5. There are some negatives to living in Italy:
--The political situation is totally screwed up. A multi-billionaire, gagillionaire entrepreneur runs the country in a very corrupt way. He owns the 3 major television networks as well as a couple of the major newspapers (hence, controlling the media). Supposedly, he is in cahoots with the various branches of the mafia. He rewrites the laws to protect himself. To be honest, I don't know many of the particulars because I don't spend enough time reading the newspaper and trying to understand all of the complexities--as an "extracomunitaria", I am powerless to do anything about it and, to be honest, I'm more interested in just living.

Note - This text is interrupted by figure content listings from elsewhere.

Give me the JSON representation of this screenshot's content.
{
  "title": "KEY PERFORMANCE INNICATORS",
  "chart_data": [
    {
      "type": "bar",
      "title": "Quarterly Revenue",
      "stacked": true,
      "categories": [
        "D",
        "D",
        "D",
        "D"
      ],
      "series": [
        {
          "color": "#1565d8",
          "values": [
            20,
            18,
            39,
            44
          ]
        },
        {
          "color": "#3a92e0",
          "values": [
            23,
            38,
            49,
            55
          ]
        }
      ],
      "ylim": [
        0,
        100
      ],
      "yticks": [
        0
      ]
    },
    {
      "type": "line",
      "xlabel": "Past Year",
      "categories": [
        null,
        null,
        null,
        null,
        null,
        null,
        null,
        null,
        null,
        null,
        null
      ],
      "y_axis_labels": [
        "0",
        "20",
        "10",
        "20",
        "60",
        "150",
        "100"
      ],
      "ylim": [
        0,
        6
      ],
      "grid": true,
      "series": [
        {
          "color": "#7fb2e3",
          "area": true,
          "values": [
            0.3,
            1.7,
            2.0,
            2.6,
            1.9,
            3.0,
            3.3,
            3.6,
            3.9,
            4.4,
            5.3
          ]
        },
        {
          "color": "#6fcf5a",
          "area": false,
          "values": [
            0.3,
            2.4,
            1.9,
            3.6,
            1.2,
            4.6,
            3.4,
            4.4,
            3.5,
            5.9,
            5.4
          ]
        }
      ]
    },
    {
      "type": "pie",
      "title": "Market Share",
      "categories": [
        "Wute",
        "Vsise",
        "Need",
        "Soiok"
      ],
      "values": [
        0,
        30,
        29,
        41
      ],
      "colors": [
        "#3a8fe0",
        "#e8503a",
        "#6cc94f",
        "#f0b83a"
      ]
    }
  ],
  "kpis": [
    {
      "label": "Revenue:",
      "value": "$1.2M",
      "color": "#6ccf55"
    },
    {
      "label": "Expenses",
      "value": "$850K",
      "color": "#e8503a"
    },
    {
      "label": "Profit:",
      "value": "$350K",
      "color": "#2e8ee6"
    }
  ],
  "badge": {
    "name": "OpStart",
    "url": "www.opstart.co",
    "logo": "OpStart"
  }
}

--The job situation sucks. I would REALLY love to work in Italy after my sojourn finishes in June. I have plenty of education, but so do many, many laureated Italians who are working as babysitters, baristas, colf (household assistants), etc. It is really depressing but, at least, I have the opportunity to return to the States and work if I can't find something. This isn't an option for the 10% of Italians who are unemployed and another large percentage who are working as "precariati" (basically temporary workers with no contract, no guarantee of future employment and no benefits). If anyone knows of a good-paying position for a biology/anatomy lecturer with a Masters in educational psychology, let me know :).
--I have observed some of the social ills that afflict America in the Bel Paese. For example, almost every week, it has shocked me to read in the Perugia newspaper that someone has been murdered, raped, or robbed at gunpoint. I naively thought this was an American phenomen, an obvious, indirect result of the lack of human connections in our impersonal society. However, violence and racism and child abuse also take place in Italia, just perhaps 20-30 years behind the States. Therefore, my adopted country is not all warm-hearted, well-meaning individuals.

In summary, I laugh at myself and my first blog (you were right, Roberta!). I was still in tourist-mode, totally in the stages of first love in October. Now my views are a little more nuanced with some disappointments. But, I still say I would live in Italia any day!

Love you, my friends, Merry Christmas!